Johnson has a touch of the Edward Lear about him, but he was no dangerous lunatic.  He wasn’t disordered in the mind or broken in understanding.  On the contrary, it was his mind, his struggles to discover the meaning of things that made him one the sanest people of the age.   

An unshakeable faith in the existence of a man who was born of a virgin and sprang to life again after he had been murder could be regarded as a severe psychotic delusion, but for the society in which Dr Johnson lived, not to believe in that would have marked him out as mad.  Perhaps Johnson thought too much.  Perhaps he had too many doubts. He genuinely feared he might go to hell for his beliefs, but although the guilt of it all threatened to drive him mad,  his struggles for meaning kept him sane. 

Johnson debates the nature of madness in his allegory, ‘Rasselas, Prince of Abyssinia’.  In it, he does not disavow a person’s beliefs as long as those as the meaning of those beliefs can be explored.  Anxiety, guilt, remorse, frustration is how we react to unliveable situations.  They are the drivers of change.  Life exists in the striving after meaning.  If melancholy is your situation, poetry is your deliverance.  Writing the dictionary saved Johnson from the purgatory of his indolent thoughts and slothfulness.
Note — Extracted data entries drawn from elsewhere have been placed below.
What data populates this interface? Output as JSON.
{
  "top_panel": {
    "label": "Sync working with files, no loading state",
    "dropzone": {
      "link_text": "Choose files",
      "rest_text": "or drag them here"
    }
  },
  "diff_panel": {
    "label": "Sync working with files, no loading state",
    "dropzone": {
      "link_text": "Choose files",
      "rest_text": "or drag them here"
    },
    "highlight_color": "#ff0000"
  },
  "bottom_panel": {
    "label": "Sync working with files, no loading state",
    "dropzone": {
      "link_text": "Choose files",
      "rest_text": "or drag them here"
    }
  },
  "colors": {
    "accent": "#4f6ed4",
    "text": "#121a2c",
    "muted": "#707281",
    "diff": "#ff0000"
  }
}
Prince Rasselas had to escape the Happy Valley of CBT,  in order to find the real world. 

When patients in a mental home cease to rail against their incarceration and begin to comply, they may seem less mad,  but they have relinquished  their sense of self and the meaning of their suffering.  To get over a crisis, people have to see things differently and that takes courage.  You have to risk madness in the pursuit of meaning. 

Adam Phillips (Going Sane), as ever, goes one stage further.  He writes that madness is a moral obligation.  Too many people are trapped by convention.  They cannot take the risk.  The dangers are too great.  Nevertheless, it is the possibility of change, the frisson, the anticipation, that makes people happy and for that they must risk madness.  It was all too painful for Lear; he did indeed become disordered in the mind to escape from his own intolerable reality.   But when change is impossible, people can only manage.  Freud did not claim to bring happiness into people’s lives; just to help them change misery into everyday unhappiness.  
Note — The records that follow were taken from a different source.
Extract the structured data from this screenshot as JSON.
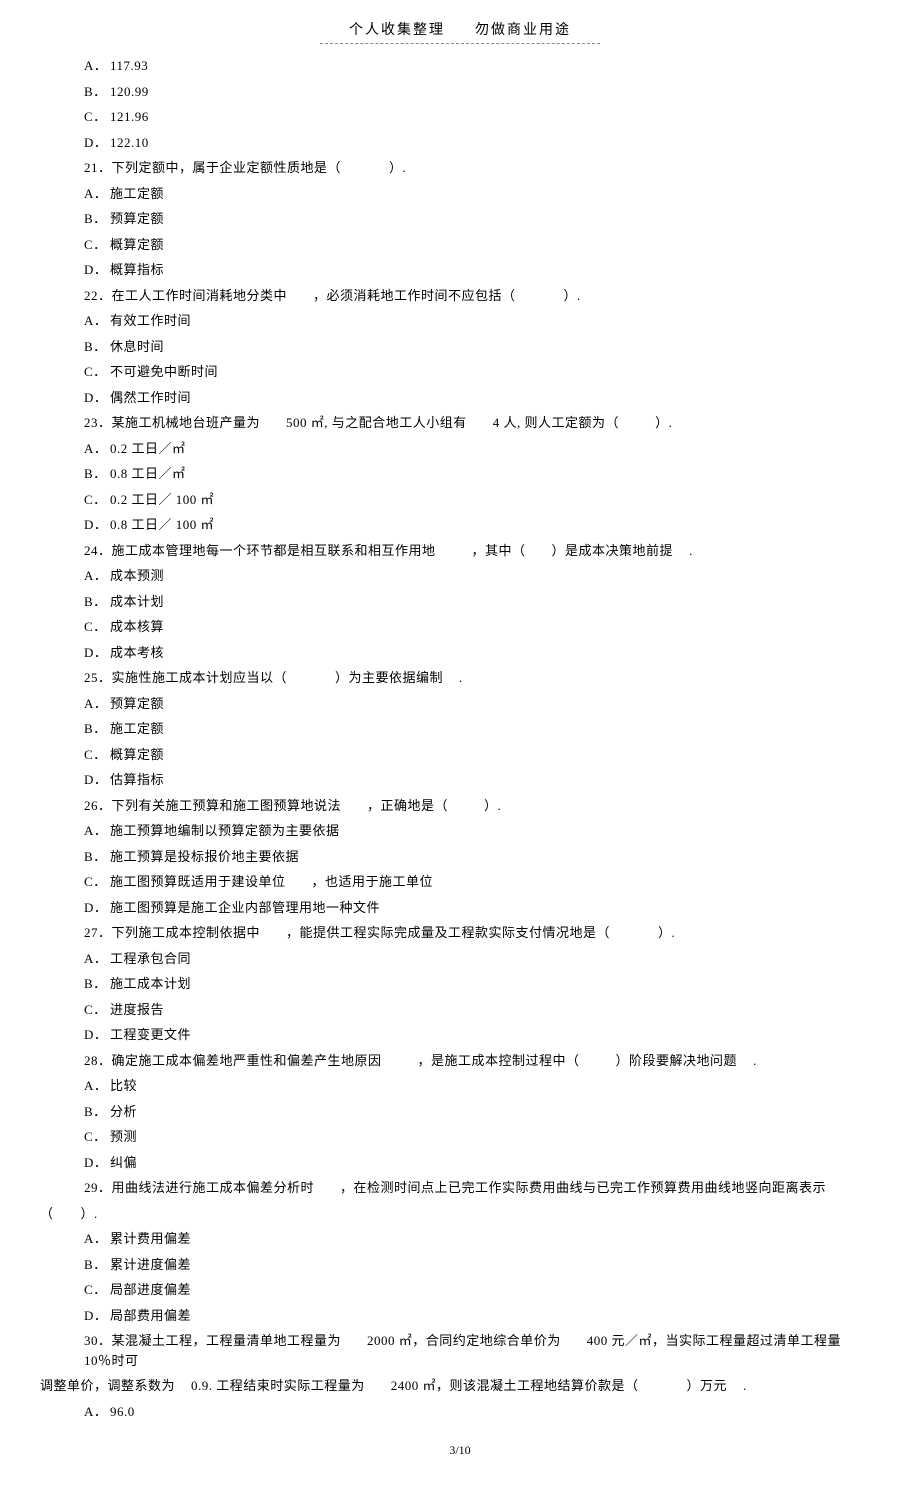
{
  "header": {
    "left": "个人收集整理",
    "right": "勿做商业用途"
  },
  "pager": "3/10",
  "prev": {
    "A": "117.93",
    "B": "120.99",
    "C": "121.96",
    "D": "122.10"
  },
  "q21": {
    "stem_a": "下列定额中，属于企业定额性质地是（",
    "stem_b": "）.",
    "A": "施工定额",
    "B": "预算定额",
    "C": "概算定额",
    "D": "概算指标"
  },
  "q22": {
    "stem_a": "在工人工作时间消耗地分类中",
    "stem_b": "，必须消耗地工作时间不应包括（",
    "stem_c": "）.",
    "A": "有效工作时间",
    "B": "休息时间",
    "C": "不可避免中断时间",
    "D": "偶然工作时间"
  },
  "q23": {
    "stem_a": "某施工机械地台班产量为",
    "stem_b": "500 ㎡, 与之配合地工人小组有",
    "stem_c": "4 人, 则人工定额为（",
    "stem_d": "）.",
    "A": "0.2 工日／㎡",
    "B": "0.8 工日／㎡",
    "C": "0.2 工日／ 100 ㎡",
    "D": "0.8 工日／ 100 ㎡"
  },
  "q24": {
    "stem_a": "施工成本管理地每一个环节都是相互联系和相互作用地",
    "stem_b": "，其中（",
    "stem_c": "）是成本决策地前提",
    "stem_d": ".",
    "A": "成本预测",
    "B": "成本计划",
    "C": "成本核算",
    "D": "成本考核"
  },
  "q25": {
    "stem_a": "实施性施工成本计划应当以（",
    "stem_b": "）为主要依据编制",
    "stem_c": ".",
    "A": "预算定额",
    "B": "施工定额",
    "C": "概算定额",
    "D": "估算指标"
  },
  "q26": {
    "stem_a": "下列有关施工预算和施工图预算地说法",
    "stem_b": "，正确地是（",
    "stem_c": "）.",
    "A": "施工预算地编制以预算定额为主要依据",
    "B": "施工预算是投标报价地主要依据",
    "C_a": "施工图预算既适用于建设单位",
    "C_b": "，也适用于施工单位",
    "D": "施工图预算是施工企业内部管理用地一种文件"
  },
  "q27": {
    "stem_a": "下列施工成本控制依据中",
    "stem_b": "，能提供工程实际完成量及工程款实际支付情况地是（",
    "stem_c": "）.",
    "A": "工程承包合同",
    "B": "施工成本计划",
    "C": "进度报告",
    "D": "工程变更文件"
  },
  "q28": {
    "stem_a": "确定施工成本偏差地严重性和偏差产生地原因",
    "stem_b": "，是施工成本控制过程中（",
    "stem_c": "）阶段要解决地问题",
    "stem_d": ".",
    "A": "比较",
    "B": "分析",
    "C": "预测",
    "D": "纠偏"
  },
  "q29": {
    "stem_a": "用曲线法进行施工成本偏差分析时",
    "stem_b": "，在检测时间点上已完工作实际费用曲线与已完工作预算费用曲线地竖向距离表示",
    "tail": "（　　）.",
    "A": "累计费用偏差",
    "B": "累计进度偏差",
    "C": "局部进度偏差",
    "D": "局部费用偏差"
  },
  "q30": {
    "stem_a": "某混凝土工程，工程量清单地工程量为",
    "stem_b": "2000 ㎡，合同约定地综合单价为",
    "stem_c": "400 元／㎡，当实际工程量超过清单工程量",
    "stem_d": "10％时可",
    "line2_a": "调整单价，调整系数为",
    "line2_b": "0.9. 工程结束时实际工程量为",
    "line2_c": "2400 ㎡，则该混凝土工程地结算价款是（",
    "line2_d": "）万元",
    "line2_e": ".",
    "A": "96.0"
  }
}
Towards the end of his life, Johnson couldn’t see and he couldn’t afford candles.  He gave way to the madness that he’d struggled with all his life.  He burnt all his papers, diaries everything; he fed the fires of hell so they would consume his guilt.  Then he stuck a knife into his painfully swollen leg to release the poison.

The Madness of Dr Johnson was the topic of an Inner Circle seminar convened by Dr Anthony Stadlen at Dr Johnson’s house in Gough Square on November 8th 2009.